The Student Room Group

How do i ACTUALLY get better at the TMUA?

I have done all the past papers and checked my answers. i even made a speadsheet with all the mistakes i made. But ive gotten around 9/20 on both papers consistently from my first paper. I feel like im not improving at all and its making me lose my mind. Ive also done like 10 of the MAT papers, much to the same effect.
Does anybody have any tips or ways to improve my work or learn better from mistakes?
Pretty impossible to tell without more information. Why do *you* think you're not improving? (Or to put it another way, why are you only getting 9/20 - is there any kind of common theme?).

You imply a lot of it is mistakes - so the obvious question is "are you checking your answers?"
Reply 2
Original post by bigalphanick
I have done all the past papers and checked my answers. i even made a speadsheet with all the mistakes i made. But ive gotten around 9/20 on both papers consistently from my first paper. I feel like im not improving at all and its making me lose my mind. Ive also done like 10 of the MAT papers, much to the same effect.
Does anybody have any tips or ways to improve my work or learn better from mistakes?

Are you just doing a question and then checking your answer?

Instead, you may want to write out your solution and then not check the answer right away, but instead read your solution and think about it. Does it make sense? Are you sure it is correct? If not why not? Does everything logically follow? Can someone else follow what you wrote and agree with you?
(edited 1 month ago)
Original post by DFranklin
Pretty impossible to tell without more information. Why do *you* think you're not improving? (Or to put it another way, why are you only getting 9/20 - is there any kind of common theme?).
You imply a lot of it is mistakes - so the obvious question is "are you checking your answers?"

About 3 or 4 questions per paper, I make a mistake like forgetting to integrate an expression, transposition errors or selecting the range of a function as its inputs rather than the values on the y-axis. I'm inclined to call these silly mistakes but they occur so frequently that i there there must be a reason behind them. I do briefly check over my answers, but due to the fast-paced nature of the exam I hardly have time to thoroughly do so.The other marks are lost when I can't see the method to solve a problem. I thought that this would be a skill that would come with practice but evidently I haven't been noticing paths to get a solution any more than I did at the beginning.
Original post by MaxAOC
Are you just doing a question and then checking your answer?
Instead, you may want to write out your solution and then not check the answer right away, but instead read your solution and think about it. Does it make sense? Are you sure it is correct? If not why not? Does everything logically follow?
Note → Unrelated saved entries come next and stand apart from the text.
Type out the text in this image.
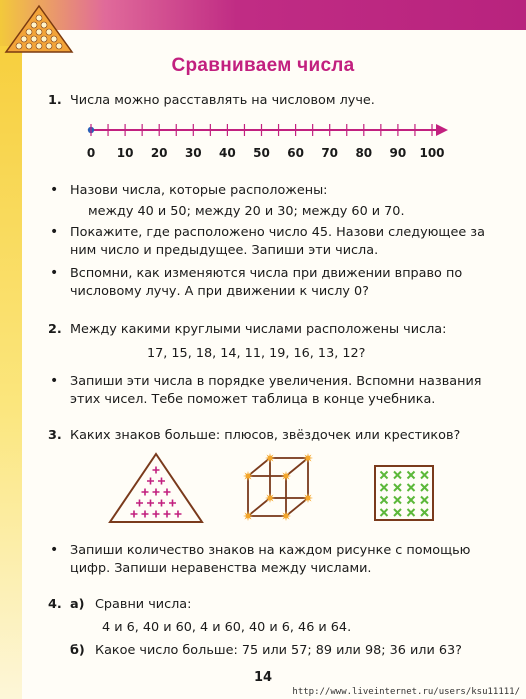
Сравниваем числа
1. Числа можно расставлять на числовом луче.
0 10 20 30 40 50 60 70 80 90 100
• Назови числа, которые расположены:
между 40 и 50; между 20 и 30; между 60 и 70.
• Покажите, где расположено число 45. Назови следующее за
ним число и предыдущее. Запиши эти числа.
• Вспомни, как изменяются числа при движении вправо по
числовому лучу. А при движении к числу 0?
2. Между какими круглыми числами расположены числа:
17, 15, 18, 14, 11, 19, 16, 13, 12?
• Запиши эти числа в порядке увеличения. Вспомни названия
этих чисел. Тебе поможет таблица в конце учебника.
3. Каких знаков больше: плюсов, звёздочек или крестиков?
• Запиши количество знаков на каждом рисунке с помощью
цифр. Запиши неравенства между числами.
4. а) Сравни числа:
4 и 6, 40 и 60, 4 и 60, 40 и 6, 46 и 64.
б) Какое число больше: 75 или 57; 89 или 98; 36 или 63?
14
http://www.liveinternet.ru/users/ksu11111/
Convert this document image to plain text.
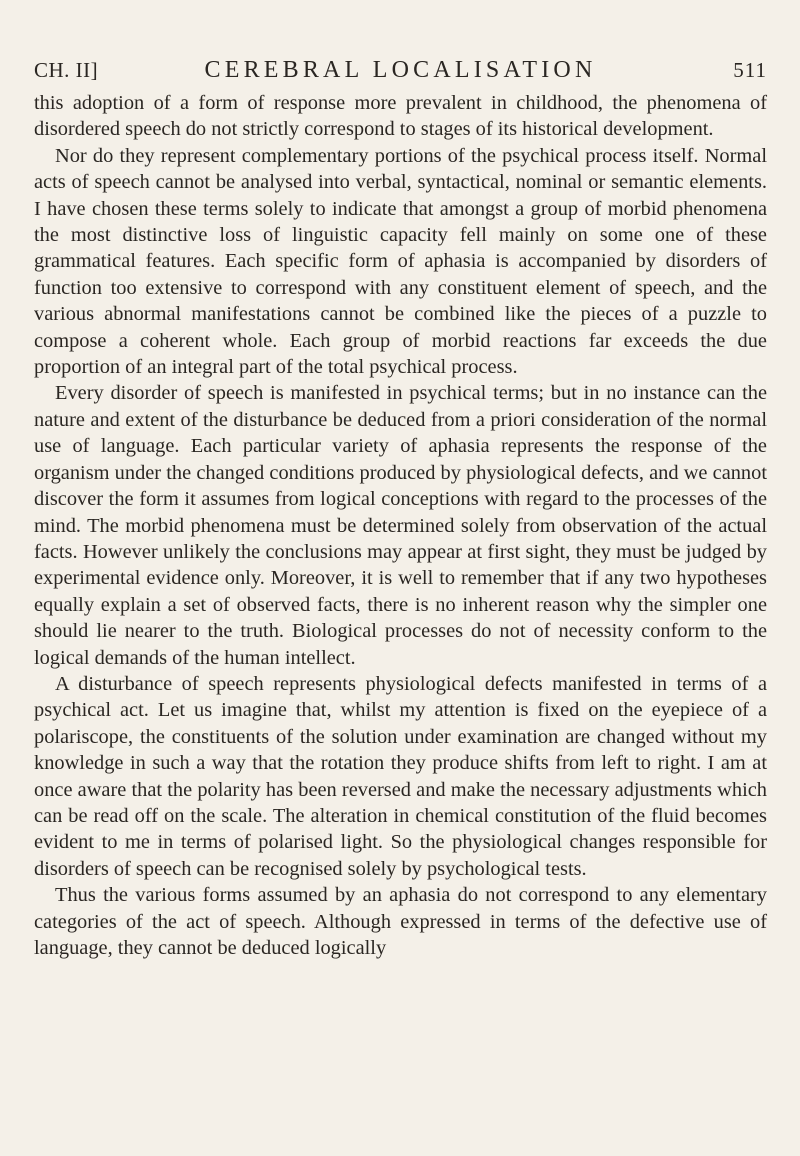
CH. II]	CEREBRAL LOCALISATION	511

this adoption of a form of response more prevalent in childhood, the phenomena of disordered speech do not strictly correspond to stages of its historical development.

Nor do they represent complementary portions of the psychical process itself. Normal acts of speech cannot be analysed into verbal, syntactical, nominal or semantic elements. I have chosen these terms solely to indicate that amongst a group of morbid phenomena the most distinctive loss of linguistic capacity fell mainly on some one of these grammatical features. Each specific form of aphasia is accompanied by disorders of function too extensive to correspond with any constituent element of speech, and the various abnormal manifestations cannot be combined like the pieces of a puzzle to compose a coherent whole. Each group of morbid reactions far exceeds the due proportion of an integral part of the total psychical process.

Every disorder of speech is manifested in psychical terms; but in no instance can the nature and extent of the disturbance be deduced from a priori consideration of the normal use of language. Each particular variety of aphasia represents the response of the organism under the changed conditions produced by physiological defects, and we cannot discover the form it assumes from logical conceptions with regard to the processes of the mind. The morbid phenomena must be determined solely from observation of the actual facts. However unlikely the conclusions may appear at first sight, they must be judged by experimental evidence only. Moreover, it is well to remember that if any two hypotheses equally explain a set of observed facts, there is no inherent reason why the simpler one should lie nearer to the truth. Biological processes do not of necessity conform to the logical demands of the human intellect.

A disturbance of speech represents physiological defects manifested in terms of a psychical act. Let us imagine that, whilst my attention is fixed on the eyepiece of a polariscope, the constituents of the solution under examination are changed without my knowledge in such a way that the rotation they produce shifts from left to right. I am at once aware that the polarity has been reversed and make the necessary adjustments which can be read off on the scale. The alteration in chemical constitution of the fluid becomes evident to me in terms of polarised light. So the physiological changes responsible for disorders of speech can be recognised solely by psychological tests.

Thus the various forms assumed by an aphasia do not correspond to any elementary categories of the act of speech. Although expressed in terms of the defective use of language, they cannot be deduced logically
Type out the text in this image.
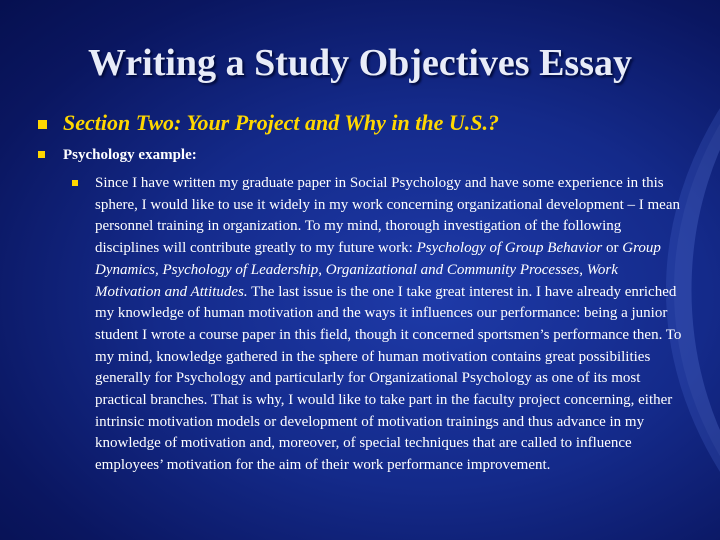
Writing a Study Objectives Essay
Section Two: Your Project and Why in the U.S.?
Psychology example:
Since I have written my graduate paper in Social Psychology and have some experience in this sphere, I would like to use it widely in my work concerning organizational development – I mean personnel training in organization. To my mind, thorough investigation of the following disciplines will contribute greatly to my future work: Psychology of Group Behavior or Group Dynamics, Psychology of Leadership, Organizational and Community Processes, Work Motivation and Attitudes. The last issue is the one I take great interest in. I have already enriched my knowledge of human motivation and the ways it influences our performance: being a junior student I wrote a course paper in this field, though it concerned sportsmen’s performance then. To my mind, knowledge gathered in the sphere of human motivation contains great possibilities generally for Psychology and particularly for Organizational Psychology as one of its most practical branches. That is why, I would like to take part in the faculty project concerning, either intrinsic motivation models or development of motivation trainings and thus advance in my knowledge of motivation and, moreover, of special techniques that are called to influence employees’ motivation for the aim of their work performance improvement.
Can someone else follow what you wrote and agree with you?

A lot of the time I can either see the solution to a problem or just don't know where to start. On occasion I get through half the problem with the correct method and then just cant see where to go with it next.
Original post by bigalphanick
About 3 or 4 questions per paper, I make a mistake like forgetting to integrate an expression, transposition errors or selecting the range of a function as its inputs rather than the values on the y-axis. I'm inclined to call these silly mistakes but they occur so frequently that i there there must be a reason behind them. I do briefly check over my answers, but due to the fast-paced nature of the exam I hardly have time to thoroughly do so.The other marks are lost when I can't see the method to solve a problem. I thought that this would be a skill that would come with practice but evidently I haven't been noticing paths to get a solution any more than I did at the beginning.

Hmm... probably still too vague to tell. Have you talked with your teacher about it?

"Silly mistakes"
That's easy - read the problems slower and solve them slowerer. Fast-pace nature be damned. Aim for accuracy first.
Though I must admit it is easier said than done - it's kind of a shift in mindset.
One thing I almost always do is to write down what is given and what is our goal.
(Off tangent: Since I've been deep into this new rabbit hole, if you happen to watch pilot cockpit recordings, this is what we're doing - repeating what the air traffic controller's/question setters' instructions back, as a sign of acknowledgement.)

"Can't see a method"
Well, that's about general problem solving, isn't it? There really isn't a "best strategy" tbh.
Have you noted what problems that falls in this category? Any concrete examples you might want to share? If there are too many of them, then your fundamentals might be shaky.
Usually for TMUA, there really aren't a lot of ways to naturally start a problem.
(edited 1 month ago)
Reply 6
Original post by bigalphanick
A lot of the time I can either see the solution to a problem or just don't know where to start. On occasion I get through half the problem with the correct method and then just cant see where to go with it next.

If you could post a picture of an example question where this happens, along with your working.